When she died, I lost my partner in a lifelong routine of emotional tug of war. Benny was a convenient surrogate for my projections. Agitated by his barking and raw from the trauma of losing Mom, I’d project my anger and guilt onto him, my self-hatred, and long held resentments never fully worked through in therapy.

It seems so obvious now. I had an inkling that my frustration with him was infused with something more. It seemed out of proportion to me even then, but it wasn’t something I wanted to devote my attention to. I had a new job to busy my conscious mind.

Underneath that, though, I was working things out. I think that the consistency of Benny’s barking and other bad behaviors helped make obvious the reflexive character of my responses, both behavioral and emotional. The behavioral ones were easier to recognize.

 

Benny barks + I yell “No!” = Benny barks

Benny barks + I yell “No!” = Benny barks

Benny barks + I yell “No!” = Benny barks

Benny barks + I yell “No!” = Benny barks

 

I find pee puddle + I show Benny and tell him “No!” = Benny pees again the next day

I find pee puddle + I show Benny and tell him “No!” = Benny pees again the next day

I find pee puddle + I show Benny and tell him “No!” = Benny pees again the next day

I find pee puddle + I show Benny and tell him “No!” = Benny pees again the next day

 

Hmmmm… maybe my emotional responses are getting me nowhere as well… Time to give them up and try something new.

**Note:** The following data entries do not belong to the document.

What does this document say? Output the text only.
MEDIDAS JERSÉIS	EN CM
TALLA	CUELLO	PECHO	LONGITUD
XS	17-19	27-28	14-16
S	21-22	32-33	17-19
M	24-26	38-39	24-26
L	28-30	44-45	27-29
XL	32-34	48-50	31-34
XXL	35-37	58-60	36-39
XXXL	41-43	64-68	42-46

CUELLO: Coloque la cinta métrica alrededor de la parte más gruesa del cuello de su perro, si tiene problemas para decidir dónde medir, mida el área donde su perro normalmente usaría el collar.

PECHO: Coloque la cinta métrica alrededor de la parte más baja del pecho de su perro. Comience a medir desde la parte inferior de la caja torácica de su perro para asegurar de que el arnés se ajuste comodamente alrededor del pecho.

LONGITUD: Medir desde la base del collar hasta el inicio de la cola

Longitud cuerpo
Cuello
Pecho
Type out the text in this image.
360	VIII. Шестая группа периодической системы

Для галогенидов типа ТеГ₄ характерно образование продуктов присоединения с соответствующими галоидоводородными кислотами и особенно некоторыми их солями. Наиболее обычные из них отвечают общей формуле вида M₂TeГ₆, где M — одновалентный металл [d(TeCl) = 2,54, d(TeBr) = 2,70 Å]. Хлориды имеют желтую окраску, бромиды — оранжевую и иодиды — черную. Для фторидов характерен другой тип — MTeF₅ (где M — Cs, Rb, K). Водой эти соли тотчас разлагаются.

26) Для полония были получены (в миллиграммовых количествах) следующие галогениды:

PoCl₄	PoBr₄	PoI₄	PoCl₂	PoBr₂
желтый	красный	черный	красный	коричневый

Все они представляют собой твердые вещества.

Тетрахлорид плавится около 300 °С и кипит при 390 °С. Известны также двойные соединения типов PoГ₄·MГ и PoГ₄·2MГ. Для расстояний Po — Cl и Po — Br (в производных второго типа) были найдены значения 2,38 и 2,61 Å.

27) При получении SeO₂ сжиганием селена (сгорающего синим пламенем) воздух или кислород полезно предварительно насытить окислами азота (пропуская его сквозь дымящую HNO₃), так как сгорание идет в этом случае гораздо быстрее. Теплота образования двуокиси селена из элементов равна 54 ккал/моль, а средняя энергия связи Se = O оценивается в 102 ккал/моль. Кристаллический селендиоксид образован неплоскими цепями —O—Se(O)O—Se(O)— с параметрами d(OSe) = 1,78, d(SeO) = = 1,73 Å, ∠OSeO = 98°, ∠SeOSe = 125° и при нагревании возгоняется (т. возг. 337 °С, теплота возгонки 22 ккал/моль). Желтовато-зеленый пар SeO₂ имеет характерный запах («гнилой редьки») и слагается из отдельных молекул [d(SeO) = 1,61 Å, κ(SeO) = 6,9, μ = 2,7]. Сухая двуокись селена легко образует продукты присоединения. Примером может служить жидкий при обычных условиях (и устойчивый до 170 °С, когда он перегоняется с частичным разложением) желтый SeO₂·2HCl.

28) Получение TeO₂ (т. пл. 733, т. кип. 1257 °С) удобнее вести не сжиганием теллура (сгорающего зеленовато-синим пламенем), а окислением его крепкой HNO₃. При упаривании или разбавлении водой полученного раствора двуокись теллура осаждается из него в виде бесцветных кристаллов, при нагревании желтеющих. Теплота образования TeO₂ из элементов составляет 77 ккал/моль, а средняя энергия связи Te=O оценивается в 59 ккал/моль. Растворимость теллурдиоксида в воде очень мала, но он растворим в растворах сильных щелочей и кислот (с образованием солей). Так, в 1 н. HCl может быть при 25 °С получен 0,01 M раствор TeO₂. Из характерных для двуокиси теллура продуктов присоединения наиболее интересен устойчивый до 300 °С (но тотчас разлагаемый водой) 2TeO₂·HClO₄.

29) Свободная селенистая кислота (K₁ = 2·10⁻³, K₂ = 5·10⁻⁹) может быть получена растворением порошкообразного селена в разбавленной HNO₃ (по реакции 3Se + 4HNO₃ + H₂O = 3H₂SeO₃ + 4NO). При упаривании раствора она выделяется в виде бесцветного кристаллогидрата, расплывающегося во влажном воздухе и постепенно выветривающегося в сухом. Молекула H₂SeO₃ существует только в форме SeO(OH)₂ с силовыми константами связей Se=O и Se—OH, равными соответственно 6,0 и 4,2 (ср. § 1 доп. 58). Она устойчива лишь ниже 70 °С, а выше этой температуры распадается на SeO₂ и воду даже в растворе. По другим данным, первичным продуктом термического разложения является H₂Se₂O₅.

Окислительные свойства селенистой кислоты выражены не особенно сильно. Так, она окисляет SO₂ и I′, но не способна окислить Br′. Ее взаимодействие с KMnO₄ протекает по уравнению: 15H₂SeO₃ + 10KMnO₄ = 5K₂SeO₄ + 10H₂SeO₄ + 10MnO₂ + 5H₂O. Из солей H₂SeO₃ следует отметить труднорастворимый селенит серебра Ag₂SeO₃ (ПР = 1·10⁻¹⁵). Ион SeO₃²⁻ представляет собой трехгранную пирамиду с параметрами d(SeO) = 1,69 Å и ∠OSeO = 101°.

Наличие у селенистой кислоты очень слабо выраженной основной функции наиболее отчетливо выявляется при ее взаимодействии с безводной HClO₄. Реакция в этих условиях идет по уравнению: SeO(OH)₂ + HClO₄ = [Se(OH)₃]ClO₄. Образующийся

So, I let some things go. And I softened to Benny. I softened to myself. I came to accept him fully into my life. The resentment is gone. I think most of the anger is gone. At least, I’ve stopped being angry at myself for being angry. That’s something! Mom’s presence figures now more in the cute things Benny does, like singing when he eats, and even barking at “Jesus.”

I think this is how acceptance comes to be in the grieving process.

Not everyone has a Benny dog to help them through this. I think, though, that everybody has the ability to notice when old habits are no longer serving. You have to pay attention, and be willing to let go. Neither is easy to do when you’re mourning. You just have to find your own inner barking dog.